1. Write down your key objectives. Remember that a goal is a broad statement of your intentions and an objective is a means of achieving the goal. It has a beginning and an end and is measurable. For example, our procurement goal might be to realise significant benefits for our organisation. Our objective might then be to reduce costs in the next 12 months by achieving an average 5% price reduction through better sourcing strategies. Your primary objectives should be traceable to your corporate objectives to show how your role supports the organisation.
2. Identify the activities that are critical for achieving those objectives. In our example, critical activities could be to assess supply risk for those categories that account for 80% of our total spend and to develop sourcing strategy options for the high spend, high risk categories.
3. Decide the best way to measure those activities. For our example, this could be to have a governance process that approves the sourcing options that we develop so one way to measure the activity would be to measure the percentage of sourcing strategies approved to the number submitted.
4. Set targets for the activities. Now that we have a way of measuring the critical activities we must now set targets. In our example, this could be to have an initial target of 60% of sourcing strategies submitted for review are accepted.
5. Decide what data you need to collect. The data you need will be dictated by the performance measure that you set.

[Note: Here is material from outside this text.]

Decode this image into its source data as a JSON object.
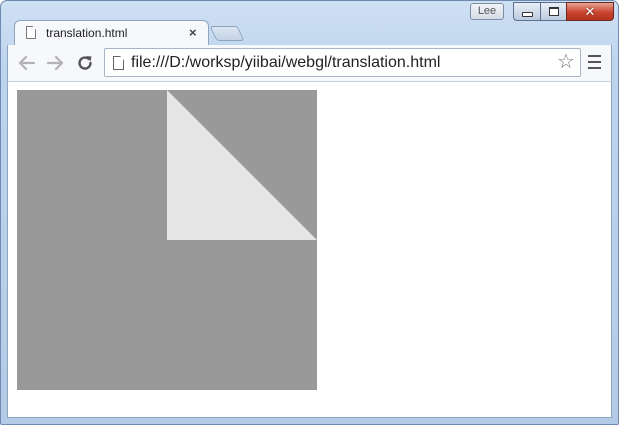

6. Allocate responsibilities. Data does not get collected, analysed and reported on by itself. These tasks must be allocated to those who have the skills and aptitude to do them. Having the time to do it might be an issue that needs to be addressed by looking at their priorities and re-setting them as needed.
7. Turn the data into meaningful information. Data on its own usually has no meaning - it is just a collection of facts. However, when you have processed, organised and structured it, you have created information - intelligence that enables you to take action. For example, data that tells you how much was paid for a list of items is not valuable on its own. When you have processed it so that you have an analysis showing that you have paid different prices for the same item to different suppliers - you have useful information.
8. Communicate the results. Your performance measures need to be communicated. This is because they will be acted upon by different people at different organisational levels. In particular, the results of your measures need to be linked to processes, to improvement projects and to the people responsible for both. This needs a performance management system.
9. Take action. Knowing that performance measures either exceed or fail to meet the targets you have set is of no use unless someone takes action. This can be corrective action to get you back on track or action to further improve performance.